How bad could the storm possibly have been, I wondered, as I read the first pages of Donn Fendler’s fantastically exciting memoir, Lost Trail.  (Down East Books, 2011)  Then five days ago, Sandy blew in with her hurricane force tropical tempest, and I realized how anxious bad weather can make us.  Even though I was safe in my home, miles and miles from the storm’s true path, my heart was racing and my ability to prioritize real vs. imagined danger was compromised.

So, in that moment, it was easier for me to imagine how a 12-year-old Donn Fendler from New York felt when a storm blew in as he summited Mt. Katahdin 73 years ago ago.

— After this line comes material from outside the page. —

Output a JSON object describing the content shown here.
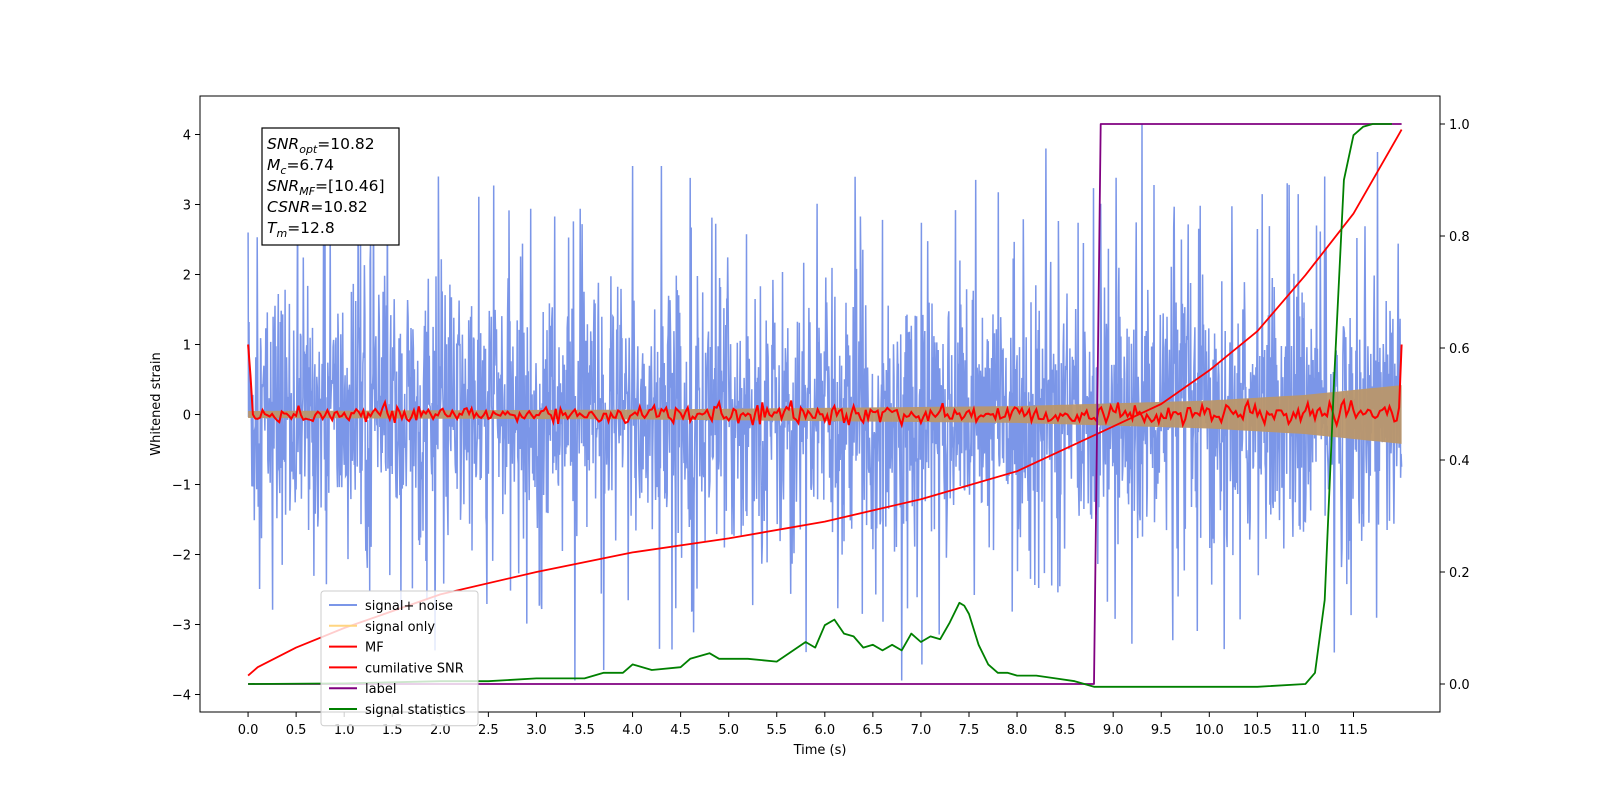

When Donn went on a fishing trip with his father and a group of friends in the northern Maine woods in the summer of 1939, the only care on his mind was finding the best fishing spot.  He never imagined he’d soon be in a race for his life.

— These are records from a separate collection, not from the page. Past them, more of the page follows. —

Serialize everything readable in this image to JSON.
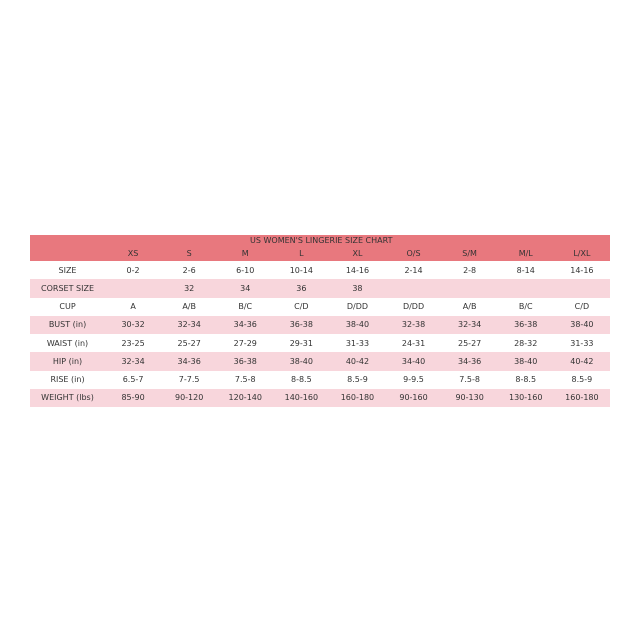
{
  "title": "US WOMEN'S LINGERIE SIZE CHART",
  "colors": {
    "header": "#e8787e",
    "band": "#f8d6dc"
  },
  "columns": [
    "XS",
    "S",
    "M",
    "L",
    "XL",
    "O/S",
    "S/M",
    "M/L",
    "L/XL"
  ],
  "rows": [
    {
      "label": "SIZE",
      "values": [
        "0-2",
        "2-6",
        "6-10",
        "10-14",
        "14-16",
        "2-14",
        "2-8",
        "8-14",
        "14-16"
      ]
    },
    {
      "label": "CORSET SIZE",
      "values": [
        "",
        "32",
        "34",
        "36",
        "38",
        "",
        "",
        "",
        ""
      ]
    },
    {
      "label": "CUP",
      "values": [
        "A",
        "A/B",
        "B/C",
        "C/D",
        "D/DD",
        "D/DD",
        "A/B",
        "B/C",
        "C/D"
      ]
    },
    {
      "label": "BUST (in)",
      "values": [
        "30-32",
        "32-34",
        "34-36",
        "36-38",
        "38-40",
        "32-38",
        "32-34",
        "36-38",
        "38-40"
      ]
    },
    {
      "label": "WAIST (in)",
      "values": [
        "23-25",
        "25-27",
        "27-29",
        "29-31",
        "31-33",
        "24-31",
        "25-27",
        "28-32",
        "31-33"
      ]
    },
    {
      "label": "HIP (in)",
      "values": [
        "32-34",
        "34-36",
        "36-38",
        "38-40",
        "40-42",
        "34-40",
        "34-36",
        "38-40",
        "40-42"
      ]
    },
    {
      "label": "RISE (in)",
      "values": [
        "6.5-7",
        "7-7.5",
        "7.5-8",
        "8-8.5",
        "8.5-9",
        "9-9.5",
        "7.5-8",
        "8-8.5",
        "8.5-9"
      ]
    },
    {
      "label": "WEIGHT (lbs)",
      "values": [
        "85-90",
        "90-120",
        "120-140",
        "140-160",
        "160-180",
        "90-160",
        "90-130",
        "130-160",
        "160-180"
      ]
    }
  ]
}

Lost Trail is the true story of Donn’s 9-day adventure and struggle for survival alone on Mt. Katahdin, with nothing but the clothes on his back.  It is an exciting, page turning, uplifting story, which has been retold in a fantastic graphic novel format with Lynn Plourde.  The amazingly talented illustrator, Ben Bishop, has rendered the story with pen strokes that seem to grab the urgency of the situation and pull you into the story.

The story alone had me reading at a frantic pace, but the kicker is the actual newspaper articles and clippings from the Bangor Daily News, which chronicle the swell of people who surged in to help, and their trickling departure when it seemed all hope was lost.  I couldn’t imagine what Donn’s parents were thinking and feeling the day that the News reported: “Boy’s Body Likely Found.”

Of course, since he tells the story himself, you know the ending is a happy one:

Mr. Fendler now splits his time between Tennessee and Maine.  Through the years he has told his survival tale countless times, including in the 1939 book Lost on a Mountain in Maine by Joseph B. Egan (HarperCollins), which I’ll likely check out now for my son and I to read.

If you’re like me, you struggle with whether graphic novels are “really” books that your kids can “really” put on their reading log for school.  Since he was tiny, my son has always gravitated toward anything resembling a comic.  I remember snuggling my then two-year-old, wanting to read The Very Lonely Firefly, but instead reading something like:  and then with his last mortal breath, Dr. Mentor slashed the antidote from the wretched hands of the evil bomb maker…ROARRRRR screamed Hulk, his sinewy muscles snapping…. 

I’ll tell you what, those ‘graphic novels’ often have some pretty juicy vocabulary. Lost Trail is no exception.   The story is uber-compelling, and this re-telling is a guaranteed slam-dunk in any 8-10 year-old’s arsenal,  reluctant reader or not!